L'intégralité du film (deux heures) donne à Holcroft un espace pour explorer non seulement la censure, mais aussi l'autofiction, l'appropriation et la propagande. Son succès au Théâtre national, Rules for Living (2015), sur une réunion de famille catastrophique, a fait un usage expert des embuscades qui brisent le cadre, mais A Mirror a les niveaux d'un parking à plusieurs étages avec un sous-sol verrouillé. À un moment donné, d’après mes calculs, nous regardons une pièce dans une pièce dans une pièce dans un faux mariage.

A Mirror s'ajoute à une série de spectacles qui jouent des tours au public, notamment Rapture de Lucy Kirkwood et 2:22 – A Ghost Story de Danny Robins. De récents hommes politiques éminents sont l’explication la plus probable de cette fascination pour les faux récits. Mon seul regret est que A Mirror ne s’attaque pas directement à la curiosité britannique d’une forme de censure, pour des raisons de sensibilité, qui n’est pas imposée par l’État (en fait, opposé par lui) mais volontairement mise en œuvre par de nombreux créatifs.
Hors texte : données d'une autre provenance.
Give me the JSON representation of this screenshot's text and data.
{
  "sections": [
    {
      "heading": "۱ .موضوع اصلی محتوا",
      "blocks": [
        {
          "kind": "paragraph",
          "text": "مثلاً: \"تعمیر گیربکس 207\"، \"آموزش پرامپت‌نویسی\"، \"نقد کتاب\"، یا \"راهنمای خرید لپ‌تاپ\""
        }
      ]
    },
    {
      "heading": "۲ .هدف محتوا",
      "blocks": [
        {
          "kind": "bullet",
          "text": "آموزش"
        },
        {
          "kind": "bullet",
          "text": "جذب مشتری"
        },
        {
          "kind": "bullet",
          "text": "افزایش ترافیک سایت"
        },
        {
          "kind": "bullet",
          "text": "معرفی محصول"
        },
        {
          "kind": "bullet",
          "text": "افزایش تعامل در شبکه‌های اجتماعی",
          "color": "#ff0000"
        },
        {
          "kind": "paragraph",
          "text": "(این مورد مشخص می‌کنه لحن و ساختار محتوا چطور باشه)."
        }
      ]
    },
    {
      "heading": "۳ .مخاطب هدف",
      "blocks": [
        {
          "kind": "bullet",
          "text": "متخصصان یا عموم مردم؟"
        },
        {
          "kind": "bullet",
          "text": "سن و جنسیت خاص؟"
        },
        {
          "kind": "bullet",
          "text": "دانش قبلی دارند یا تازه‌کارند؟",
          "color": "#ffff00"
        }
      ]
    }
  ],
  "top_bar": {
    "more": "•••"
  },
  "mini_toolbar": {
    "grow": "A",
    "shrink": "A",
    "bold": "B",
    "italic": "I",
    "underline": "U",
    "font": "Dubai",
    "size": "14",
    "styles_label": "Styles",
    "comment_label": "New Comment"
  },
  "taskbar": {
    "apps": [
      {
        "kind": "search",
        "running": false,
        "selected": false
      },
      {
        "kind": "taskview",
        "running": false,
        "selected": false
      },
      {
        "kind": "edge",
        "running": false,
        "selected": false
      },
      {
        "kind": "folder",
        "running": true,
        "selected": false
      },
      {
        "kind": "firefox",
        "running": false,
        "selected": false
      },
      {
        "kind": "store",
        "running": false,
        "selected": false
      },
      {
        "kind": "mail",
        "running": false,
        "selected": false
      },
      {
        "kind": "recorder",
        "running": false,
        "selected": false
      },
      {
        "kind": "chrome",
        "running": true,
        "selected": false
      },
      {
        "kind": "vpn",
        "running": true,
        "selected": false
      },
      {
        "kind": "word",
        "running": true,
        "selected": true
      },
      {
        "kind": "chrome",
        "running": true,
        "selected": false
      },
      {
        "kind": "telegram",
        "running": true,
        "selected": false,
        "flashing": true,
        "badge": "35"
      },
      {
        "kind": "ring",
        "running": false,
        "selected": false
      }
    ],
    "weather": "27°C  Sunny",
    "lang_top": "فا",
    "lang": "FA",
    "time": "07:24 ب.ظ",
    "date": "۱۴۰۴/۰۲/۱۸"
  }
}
Une œuvre qui taquine le public avec de fausses réalités répétées fait face à son plus grand test lorsqu'elle doit révéler la vérité sous-jacente, mais, dans une scène finale où les gants se détachent dans plus d'un sens, Holcroft réalise une série de surprises satisfaisantes. La production typiquement méticuleuse de Jeremy Herrin respecte les règles de la fiction policière selon lesquelles, même si une histoire peut prêter à confusion ou induire en erreur, elle ne doit pas délibérément retenir ou falsifier des informations.

Le crâne rasé et le regard surprenant, Jonny Lee Miller hypnotise dans le rôle de Čelik et ses variations, tandis que Mei de Tanya Reynolds montre une gamme extraordinaire de douceur à autoritaire et livre une seule ligne de Macbeth d'une manière qui suscite des applaudissements. Adem de Michael Ward et Bax de Geoffrey Streatfeild offrent des visions de jeunes écrivains idéalistes et de vieux écrivains cyniques qui sont pertinentes dans les démocraties comme dans les dictatures.